The French initiative is part of wider efforts by Mr Macron to beef up EU commercial protections just as he struggles to convince sceptical voters to embrace reforms at home.
Since defeating Eurosceptic far-right candidate Ms Le Pen in a presidential runoff in May, he has sought to show that his pro-business, deregulating policies to make France’s jobs market more flexible and cut public spending would come alongside more protective tools at an EU level.
As part of an ambitious plan to transform the EU, the centrist Europhile has pushed for a tougher screening of non EU-investments, advocated the creation of pan-EU corporate champions and touted the idea of a Buy European Act — to the point where some claim he has protectionist leanings.
But at home, Mr Macron has faced criticism from the far-right and far-left for not opposing Ceta. The president has asked experts to conduct a review of the accord to see whether it needs improving before France ratifies it.
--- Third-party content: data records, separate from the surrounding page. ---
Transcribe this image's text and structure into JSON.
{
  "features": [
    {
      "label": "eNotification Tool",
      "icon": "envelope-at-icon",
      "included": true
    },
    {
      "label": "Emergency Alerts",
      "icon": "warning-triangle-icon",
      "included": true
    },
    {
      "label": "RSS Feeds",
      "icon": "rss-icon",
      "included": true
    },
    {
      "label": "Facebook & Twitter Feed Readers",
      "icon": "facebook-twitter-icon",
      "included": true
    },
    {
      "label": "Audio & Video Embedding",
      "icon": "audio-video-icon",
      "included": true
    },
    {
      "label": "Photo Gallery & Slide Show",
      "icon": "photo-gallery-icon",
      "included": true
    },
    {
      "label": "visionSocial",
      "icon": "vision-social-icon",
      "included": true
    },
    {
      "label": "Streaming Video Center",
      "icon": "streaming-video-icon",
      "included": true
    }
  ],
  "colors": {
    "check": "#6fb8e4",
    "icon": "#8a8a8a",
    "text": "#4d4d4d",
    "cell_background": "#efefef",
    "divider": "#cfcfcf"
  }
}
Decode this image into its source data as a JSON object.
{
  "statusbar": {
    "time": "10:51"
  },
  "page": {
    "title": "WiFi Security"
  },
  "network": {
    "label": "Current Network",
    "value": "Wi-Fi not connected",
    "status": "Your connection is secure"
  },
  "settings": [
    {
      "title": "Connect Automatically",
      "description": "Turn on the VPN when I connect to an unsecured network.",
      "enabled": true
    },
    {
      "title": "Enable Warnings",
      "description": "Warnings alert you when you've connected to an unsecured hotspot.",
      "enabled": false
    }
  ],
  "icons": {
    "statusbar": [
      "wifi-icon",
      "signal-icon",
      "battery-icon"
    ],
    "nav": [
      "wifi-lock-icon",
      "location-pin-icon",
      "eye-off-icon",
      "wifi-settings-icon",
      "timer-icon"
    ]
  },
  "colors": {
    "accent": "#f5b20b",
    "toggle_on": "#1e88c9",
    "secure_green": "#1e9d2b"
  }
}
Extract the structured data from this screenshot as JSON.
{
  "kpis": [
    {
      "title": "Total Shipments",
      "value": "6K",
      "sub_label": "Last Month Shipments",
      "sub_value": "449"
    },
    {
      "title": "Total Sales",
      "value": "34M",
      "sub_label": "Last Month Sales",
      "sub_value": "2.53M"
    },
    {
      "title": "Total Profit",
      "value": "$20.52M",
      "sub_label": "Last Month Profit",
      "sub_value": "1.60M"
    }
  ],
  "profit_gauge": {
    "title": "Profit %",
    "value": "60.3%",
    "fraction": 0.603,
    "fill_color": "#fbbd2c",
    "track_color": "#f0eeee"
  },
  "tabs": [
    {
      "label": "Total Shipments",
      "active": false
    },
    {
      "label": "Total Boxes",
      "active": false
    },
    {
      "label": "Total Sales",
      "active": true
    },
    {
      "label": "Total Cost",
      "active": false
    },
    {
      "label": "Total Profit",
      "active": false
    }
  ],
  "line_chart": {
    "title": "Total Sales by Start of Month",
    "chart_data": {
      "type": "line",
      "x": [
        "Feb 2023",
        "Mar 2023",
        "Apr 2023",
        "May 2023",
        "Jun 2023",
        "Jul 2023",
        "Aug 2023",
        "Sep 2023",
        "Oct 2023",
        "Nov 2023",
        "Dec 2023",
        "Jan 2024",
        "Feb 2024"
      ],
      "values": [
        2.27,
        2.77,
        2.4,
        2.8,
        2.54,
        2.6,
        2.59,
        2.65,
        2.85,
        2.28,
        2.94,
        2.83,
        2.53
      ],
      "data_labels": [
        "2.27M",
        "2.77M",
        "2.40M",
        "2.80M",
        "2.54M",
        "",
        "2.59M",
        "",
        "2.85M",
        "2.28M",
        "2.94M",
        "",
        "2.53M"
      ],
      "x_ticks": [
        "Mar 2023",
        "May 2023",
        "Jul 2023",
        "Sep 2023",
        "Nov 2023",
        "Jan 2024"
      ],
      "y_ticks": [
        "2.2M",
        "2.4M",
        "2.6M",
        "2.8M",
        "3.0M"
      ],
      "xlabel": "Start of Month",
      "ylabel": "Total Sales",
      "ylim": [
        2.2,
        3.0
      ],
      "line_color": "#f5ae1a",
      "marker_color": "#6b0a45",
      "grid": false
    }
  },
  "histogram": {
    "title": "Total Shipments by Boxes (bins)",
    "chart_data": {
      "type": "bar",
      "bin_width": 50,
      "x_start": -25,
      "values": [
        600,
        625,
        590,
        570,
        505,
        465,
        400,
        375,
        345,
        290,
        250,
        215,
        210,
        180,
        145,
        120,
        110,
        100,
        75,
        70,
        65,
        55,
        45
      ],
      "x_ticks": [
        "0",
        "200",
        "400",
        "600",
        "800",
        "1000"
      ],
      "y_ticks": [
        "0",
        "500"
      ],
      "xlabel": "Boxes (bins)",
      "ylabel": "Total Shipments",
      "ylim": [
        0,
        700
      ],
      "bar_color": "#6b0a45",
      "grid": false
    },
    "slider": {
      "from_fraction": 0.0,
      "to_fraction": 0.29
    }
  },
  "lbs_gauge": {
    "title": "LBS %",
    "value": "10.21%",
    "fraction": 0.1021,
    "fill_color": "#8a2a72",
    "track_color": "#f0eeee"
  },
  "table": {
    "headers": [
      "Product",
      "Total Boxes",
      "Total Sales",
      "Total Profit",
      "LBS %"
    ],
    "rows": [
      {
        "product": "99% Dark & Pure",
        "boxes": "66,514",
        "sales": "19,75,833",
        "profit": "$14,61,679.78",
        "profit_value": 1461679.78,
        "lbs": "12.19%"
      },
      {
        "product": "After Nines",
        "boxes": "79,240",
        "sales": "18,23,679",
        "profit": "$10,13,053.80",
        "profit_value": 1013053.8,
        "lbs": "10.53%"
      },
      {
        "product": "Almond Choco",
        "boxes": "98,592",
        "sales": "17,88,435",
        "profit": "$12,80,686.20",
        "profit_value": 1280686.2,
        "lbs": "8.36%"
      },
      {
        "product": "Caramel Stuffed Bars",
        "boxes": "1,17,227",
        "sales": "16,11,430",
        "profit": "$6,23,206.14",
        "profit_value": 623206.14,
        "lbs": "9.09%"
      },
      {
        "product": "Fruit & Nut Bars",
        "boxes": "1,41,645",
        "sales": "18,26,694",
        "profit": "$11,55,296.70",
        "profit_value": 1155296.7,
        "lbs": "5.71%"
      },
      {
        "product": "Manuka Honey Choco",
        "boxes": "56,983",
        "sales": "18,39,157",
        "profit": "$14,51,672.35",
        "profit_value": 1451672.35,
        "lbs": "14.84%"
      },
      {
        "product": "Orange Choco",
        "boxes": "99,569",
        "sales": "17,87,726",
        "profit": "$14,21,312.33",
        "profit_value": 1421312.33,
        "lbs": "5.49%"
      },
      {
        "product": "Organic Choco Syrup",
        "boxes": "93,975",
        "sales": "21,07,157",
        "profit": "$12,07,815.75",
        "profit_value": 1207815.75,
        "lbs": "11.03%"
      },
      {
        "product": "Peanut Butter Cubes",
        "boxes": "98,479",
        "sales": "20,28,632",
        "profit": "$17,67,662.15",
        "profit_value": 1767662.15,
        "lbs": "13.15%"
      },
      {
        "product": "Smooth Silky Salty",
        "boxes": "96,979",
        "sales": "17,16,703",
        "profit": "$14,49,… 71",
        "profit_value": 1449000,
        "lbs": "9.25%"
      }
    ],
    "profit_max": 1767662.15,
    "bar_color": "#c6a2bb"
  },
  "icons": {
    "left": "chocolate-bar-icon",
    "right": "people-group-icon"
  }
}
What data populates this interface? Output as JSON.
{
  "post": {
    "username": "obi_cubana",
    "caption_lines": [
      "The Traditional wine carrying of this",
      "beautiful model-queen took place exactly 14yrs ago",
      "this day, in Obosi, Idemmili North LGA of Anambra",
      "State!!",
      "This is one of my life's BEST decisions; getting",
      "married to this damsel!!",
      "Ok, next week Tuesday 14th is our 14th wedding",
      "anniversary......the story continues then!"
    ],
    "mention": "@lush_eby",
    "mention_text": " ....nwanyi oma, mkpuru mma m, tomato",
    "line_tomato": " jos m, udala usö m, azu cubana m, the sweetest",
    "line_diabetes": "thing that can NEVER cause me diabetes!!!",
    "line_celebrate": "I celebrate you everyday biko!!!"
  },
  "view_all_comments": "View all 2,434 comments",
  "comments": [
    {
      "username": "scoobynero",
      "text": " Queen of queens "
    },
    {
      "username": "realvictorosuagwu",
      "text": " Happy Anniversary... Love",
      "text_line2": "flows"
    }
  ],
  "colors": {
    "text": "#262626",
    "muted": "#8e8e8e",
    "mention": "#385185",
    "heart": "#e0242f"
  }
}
Speaking to farmers and meat producers last week about his plans for overhauling the French farming industry, Mr Macron criticised Brussels for getting ahead of itself with the Mercosur talks, denouncing Brussels’ “haste”. He also suggested that the EU set up a “food safety investigative body”.
“I am not in favour of rushing to strike a deal before the end of the year [with Mercosur],” he said, noting that the framework for those discussions had been agreed in 1999, when environmental and health norms were not as stringent, consumption habits were different and the European industry was healthier.
Mr Macron added: “It is therefore necessary that these negotiations be updated if we want to pursue them.”